The United States said it was closely monitoring the situation and urged calm and restraint.
Tensions have been rising in Bolivia ahead of the 2025 general election, with leftist former president Evo Morales planning to run against his former ally Arce, creating a major rift in the ruling socialist party and wider political uncertainty.
Many do not want the return of Morales, who governed from 2006 to 2019, when he was overthrown amid widespread protests and replaced by an interim conservative government. Arce won the elections in 2020.
Zúñiga recently said that Morales should not be allowed to return as president and threatened to block him if he tried, prompting Arce to remove Zúñiga from office.
Before the attack on the presidential palace, Zúñiga addressed reporters in the square and cited growing anger in the landlocked country, which has been battling an economic crisis with depleted central bank reserves and pressure on the Bolivian currency as Gas exports have dried up.
“The three heads of the armed forces have come to express our dismay,” Zúñiga told a local television station, calling for a new cabinet of ministers.
“Stop destroying, stop impoverishing our country, stop humiliating our army,” he said, dressed in uniform and flanked by soldiers, insisting that the action being taken had public support.
Zúñiga told reporters later Wednesday that Arce had asked him on Sunday to “pose something” to increase his popularity, without offering evidence.
Interior Minister Eduardo del Castillo later said that Zúñiga was seeking to gain popular support and that the nine people injured in the attempt showed that “this was not a drill.”
'Strongest condemnation'
Morales, leader of the ruling socialist MAS party, said his followers would rally in support of democracy.
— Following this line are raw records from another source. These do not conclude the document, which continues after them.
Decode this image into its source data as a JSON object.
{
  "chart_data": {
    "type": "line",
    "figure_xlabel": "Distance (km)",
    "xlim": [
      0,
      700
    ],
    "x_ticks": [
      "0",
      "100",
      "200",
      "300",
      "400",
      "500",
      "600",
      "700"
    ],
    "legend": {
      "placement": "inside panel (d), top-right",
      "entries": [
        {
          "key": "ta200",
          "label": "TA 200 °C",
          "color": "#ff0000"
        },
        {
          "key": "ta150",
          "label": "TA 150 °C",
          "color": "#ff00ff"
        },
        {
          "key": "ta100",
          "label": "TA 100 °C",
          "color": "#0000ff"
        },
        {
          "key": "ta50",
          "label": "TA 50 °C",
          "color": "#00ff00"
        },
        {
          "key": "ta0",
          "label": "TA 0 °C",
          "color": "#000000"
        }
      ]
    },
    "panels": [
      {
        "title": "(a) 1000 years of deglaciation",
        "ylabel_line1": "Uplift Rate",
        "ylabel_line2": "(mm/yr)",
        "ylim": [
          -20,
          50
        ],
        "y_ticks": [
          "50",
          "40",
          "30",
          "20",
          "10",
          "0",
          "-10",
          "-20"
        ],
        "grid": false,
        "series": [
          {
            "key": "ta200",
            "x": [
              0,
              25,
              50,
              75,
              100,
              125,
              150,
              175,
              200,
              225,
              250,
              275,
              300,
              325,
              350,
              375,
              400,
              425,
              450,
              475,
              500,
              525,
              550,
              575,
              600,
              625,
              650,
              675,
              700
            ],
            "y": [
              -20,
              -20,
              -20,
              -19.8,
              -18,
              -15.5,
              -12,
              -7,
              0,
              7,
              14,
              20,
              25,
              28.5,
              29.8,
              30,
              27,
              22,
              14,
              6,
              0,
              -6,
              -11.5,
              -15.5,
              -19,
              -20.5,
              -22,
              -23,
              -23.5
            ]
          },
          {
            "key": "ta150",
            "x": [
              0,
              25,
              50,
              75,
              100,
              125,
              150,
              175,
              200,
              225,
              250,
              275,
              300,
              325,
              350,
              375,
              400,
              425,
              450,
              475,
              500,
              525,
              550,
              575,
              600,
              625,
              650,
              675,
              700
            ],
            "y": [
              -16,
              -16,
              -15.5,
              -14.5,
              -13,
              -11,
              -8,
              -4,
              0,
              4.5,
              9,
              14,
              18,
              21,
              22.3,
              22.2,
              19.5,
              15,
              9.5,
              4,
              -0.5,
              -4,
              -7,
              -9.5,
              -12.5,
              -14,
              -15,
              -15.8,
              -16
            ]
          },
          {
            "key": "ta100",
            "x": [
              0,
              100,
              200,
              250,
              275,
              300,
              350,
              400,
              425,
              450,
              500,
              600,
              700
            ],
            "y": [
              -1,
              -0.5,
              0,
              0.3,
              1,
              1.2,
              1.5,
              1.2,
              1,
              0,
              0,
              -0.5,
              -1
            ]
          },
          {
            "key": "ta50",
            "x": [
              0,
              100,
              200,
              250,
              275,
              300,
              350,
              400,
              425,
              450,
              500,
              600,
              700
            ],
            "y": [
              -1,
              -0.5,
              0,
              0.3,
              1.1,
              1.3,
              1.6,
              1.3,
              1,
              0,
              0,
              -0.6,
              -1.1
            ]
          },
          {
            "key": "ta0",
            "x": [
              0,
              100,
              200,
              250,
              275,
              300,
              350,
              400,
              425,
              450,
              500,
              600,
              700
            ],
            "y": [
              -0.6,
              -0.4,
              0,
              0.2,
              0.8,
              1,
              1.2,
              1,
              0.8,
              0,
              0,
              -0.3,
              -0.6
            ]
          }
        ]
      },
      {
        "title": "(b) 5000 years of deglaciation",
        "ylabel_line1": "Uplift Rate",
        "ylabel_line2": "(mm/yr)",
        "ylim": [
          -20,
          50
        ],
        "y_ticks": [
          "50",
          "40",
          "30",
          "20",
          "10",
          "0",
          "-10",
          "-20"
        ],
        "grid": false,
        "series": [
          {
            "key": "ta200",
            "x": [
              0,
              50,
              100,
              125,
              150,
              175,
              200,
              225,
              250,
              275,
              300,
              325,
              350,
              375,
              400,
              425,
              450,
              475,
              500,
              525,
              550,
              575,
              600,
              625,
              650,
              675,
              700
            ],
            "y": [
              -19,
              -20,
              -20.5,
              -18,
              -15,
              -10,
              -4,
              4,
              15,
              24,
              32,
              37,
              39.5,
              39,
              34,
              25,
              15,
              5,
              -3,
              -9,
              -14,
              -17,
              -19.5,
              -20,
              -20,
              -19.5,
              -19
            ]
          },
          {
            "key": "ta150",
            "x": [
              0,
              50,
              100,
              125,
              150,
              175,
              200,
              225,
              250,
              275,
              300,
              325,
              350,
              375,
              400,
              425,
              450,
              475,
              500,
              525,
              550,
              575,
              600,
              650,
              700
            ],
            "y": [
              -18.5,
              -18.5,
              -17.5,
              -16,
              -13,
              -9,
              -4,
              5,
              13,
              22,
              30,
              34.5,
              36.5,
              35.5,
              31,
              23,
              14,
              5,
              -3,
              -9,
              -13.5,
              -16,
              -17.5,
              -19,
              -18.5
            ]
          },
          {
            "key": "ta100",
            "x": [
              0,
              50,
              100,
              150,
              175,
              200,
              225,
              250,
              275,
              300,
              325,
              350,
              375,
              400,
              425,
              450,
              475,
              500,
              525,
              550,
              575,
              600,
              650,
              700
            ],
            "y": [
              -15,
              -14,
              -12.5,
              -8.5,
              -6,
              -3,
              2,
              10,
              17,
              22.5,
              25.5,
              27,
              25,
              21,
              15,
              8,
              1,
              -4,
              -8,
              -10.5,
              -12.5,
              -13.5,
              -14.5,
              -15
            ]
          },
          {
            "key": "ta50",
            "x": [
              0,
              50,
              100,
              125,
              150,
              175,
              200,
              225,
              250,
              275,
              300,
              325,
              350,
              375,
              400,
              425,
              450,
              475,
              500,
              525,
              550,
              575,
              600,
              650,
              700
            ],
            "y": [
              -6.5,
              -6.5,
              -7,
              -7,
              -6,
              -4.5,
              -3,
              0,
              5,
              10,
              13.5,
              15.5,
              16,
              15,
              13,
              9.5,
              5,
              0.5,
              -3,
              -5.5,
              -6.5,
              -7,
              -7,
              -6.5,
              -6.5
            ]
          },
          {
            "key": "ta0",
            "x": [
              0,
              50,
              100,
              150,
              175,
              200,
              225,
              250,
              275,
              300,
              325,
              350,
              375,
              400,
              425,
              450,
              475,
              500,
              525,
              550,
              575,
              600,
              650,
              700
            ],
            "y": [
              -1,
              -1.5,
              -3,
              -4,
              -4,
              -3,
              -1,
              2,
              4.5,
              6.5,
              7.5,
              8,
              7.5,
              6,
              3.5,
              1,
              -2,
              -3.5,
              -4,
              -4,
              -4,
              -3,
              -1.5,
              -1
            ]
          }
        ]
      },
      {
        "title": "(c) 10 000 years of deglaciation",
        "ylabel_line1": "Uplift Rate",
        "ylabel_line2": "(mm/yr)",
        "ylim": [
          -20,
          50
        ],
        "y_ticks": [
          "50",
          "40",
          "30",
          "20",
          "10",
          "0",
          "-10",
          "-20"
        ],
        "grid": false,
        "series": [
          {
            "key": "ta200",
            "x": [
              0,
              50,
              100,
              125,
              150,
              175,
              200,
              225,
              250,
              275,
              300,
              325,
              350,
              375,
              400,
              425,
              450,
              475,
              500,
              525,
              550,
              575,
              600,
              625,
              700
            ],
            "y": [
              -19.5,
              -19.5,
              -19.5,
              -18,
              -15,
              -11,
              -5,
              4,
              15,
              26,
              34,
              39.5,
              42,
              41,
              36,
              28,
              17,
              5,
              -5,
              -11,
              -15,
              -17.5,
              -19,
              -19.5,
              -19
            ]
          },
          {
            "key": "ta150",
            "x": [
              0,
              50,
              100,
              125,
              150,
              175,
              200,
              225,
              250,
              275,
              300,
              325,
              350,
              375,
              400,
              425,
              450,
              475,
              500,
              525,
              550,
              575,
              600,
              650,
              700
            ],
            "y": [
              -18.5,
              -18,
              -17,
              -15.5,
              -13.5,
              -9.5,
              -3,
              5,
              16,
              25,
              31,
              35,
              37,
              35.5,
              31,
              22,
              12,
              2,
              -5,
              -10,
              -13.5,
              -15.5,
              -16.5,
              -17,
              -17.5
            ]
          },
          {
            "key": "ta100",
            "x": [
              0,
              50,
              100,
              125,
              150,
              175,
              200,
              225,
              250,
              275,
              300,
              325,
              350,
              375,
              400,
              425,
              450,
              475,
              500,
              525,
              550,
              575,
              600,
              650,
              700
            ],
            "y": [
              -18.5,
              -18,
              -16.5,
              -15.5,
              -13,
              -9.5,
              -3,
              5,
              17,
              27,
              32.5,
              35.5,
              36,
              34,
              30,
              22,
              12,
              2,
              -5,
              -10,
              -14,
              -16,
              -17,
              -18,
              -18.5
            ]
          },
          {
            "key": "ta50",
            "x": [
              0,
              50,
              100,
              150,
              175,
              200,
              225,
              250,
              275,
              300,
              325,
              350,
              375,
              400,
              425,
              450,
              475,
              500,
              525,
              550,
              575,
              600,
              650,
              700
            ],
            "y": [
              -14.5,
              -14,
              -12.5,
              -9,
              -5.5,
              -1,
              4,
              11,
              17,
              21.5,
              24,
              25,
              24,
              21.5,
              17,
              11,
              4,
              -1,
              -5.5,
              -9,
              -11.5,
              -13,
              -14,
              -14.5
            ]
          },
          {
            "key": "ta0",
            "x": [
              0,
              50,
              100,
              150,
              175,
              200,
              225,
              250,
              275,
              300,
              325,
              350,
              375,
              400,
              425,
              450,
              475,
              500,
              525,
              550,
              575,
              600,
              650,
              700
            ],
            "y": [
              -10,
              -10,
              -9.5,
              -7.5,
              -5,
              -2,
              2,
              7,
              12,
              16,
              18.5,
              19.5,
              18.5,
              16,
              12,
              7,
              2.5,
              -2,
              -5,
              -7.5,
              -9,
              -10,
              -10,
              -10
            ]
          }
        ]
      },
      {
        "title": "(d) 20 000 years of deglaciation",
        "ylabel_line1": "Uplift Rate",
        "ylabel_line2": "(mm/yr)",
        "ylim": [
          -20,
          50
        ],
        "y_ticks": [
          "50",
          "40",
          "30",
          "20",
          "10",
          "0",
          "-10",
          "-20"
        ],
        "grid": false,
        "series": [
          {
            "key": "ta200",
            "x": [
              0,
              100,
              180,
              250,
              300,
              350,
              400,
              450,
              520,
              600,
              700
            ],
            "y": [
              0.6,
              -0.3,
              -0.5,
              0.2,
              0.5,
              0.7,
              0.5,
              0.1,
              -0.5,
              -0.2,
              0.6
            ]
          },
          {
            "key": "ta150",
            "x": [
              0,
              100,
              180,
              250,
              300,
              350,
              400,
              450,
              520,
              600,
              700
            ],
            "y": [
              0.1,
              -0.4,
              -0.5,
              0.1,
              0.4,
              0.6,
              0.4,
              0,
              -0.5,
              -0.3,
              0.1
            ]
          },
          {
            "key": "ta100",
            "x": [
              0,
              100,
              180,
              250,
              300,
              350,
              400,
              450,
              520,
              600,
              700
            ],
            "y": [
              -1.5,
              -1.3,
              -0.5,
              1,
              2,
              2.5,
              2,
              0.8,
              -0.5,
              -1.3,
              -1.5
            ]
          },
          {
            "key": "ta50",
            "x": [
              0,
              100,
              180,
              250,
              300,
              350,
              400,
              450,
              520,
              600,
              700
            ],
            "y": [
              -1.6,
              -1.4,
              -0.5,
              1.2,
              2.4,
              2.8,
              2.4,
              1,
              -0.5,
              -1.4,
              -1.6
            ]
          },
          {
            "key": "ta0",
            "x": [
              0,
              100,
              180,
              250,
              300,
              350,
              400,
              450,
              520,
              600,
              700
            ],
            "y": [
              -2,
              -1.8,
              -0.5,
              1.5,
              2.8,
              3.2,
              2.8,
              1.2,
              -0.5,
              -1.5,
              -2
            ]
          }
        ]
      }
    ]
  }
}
“We will not allow the Armed Forces to violate democracy and intimidate the people,” Morales said.
Bolivia's prosecutor's office said it would launch a criminal investigation against Zúñiga and others involved in the coup attempt.
Public support for Arce and Bolivia's democracy has come from regional leaders and elsewhere.
“We express the strongest condemnation of the attempted coup d'état in Bolivia. Our total support and support for President Luis Alberto Arce Catacora,” said Mexican President Andrés Manuel López Obrador in X.
Even conservative political opponents of the Bolivian government condemned the military action, including former president Jeanine Áñez, who was imprisoned in 2022 amid political turmoil.
“I categorically reject the mobilization of the military in Plaza Murillo trying to destroy the constitutional order,” he wrote in X. “The MAS with Arce and Evo must leave through the 2025 elections. We Bolivians will defend democracy.”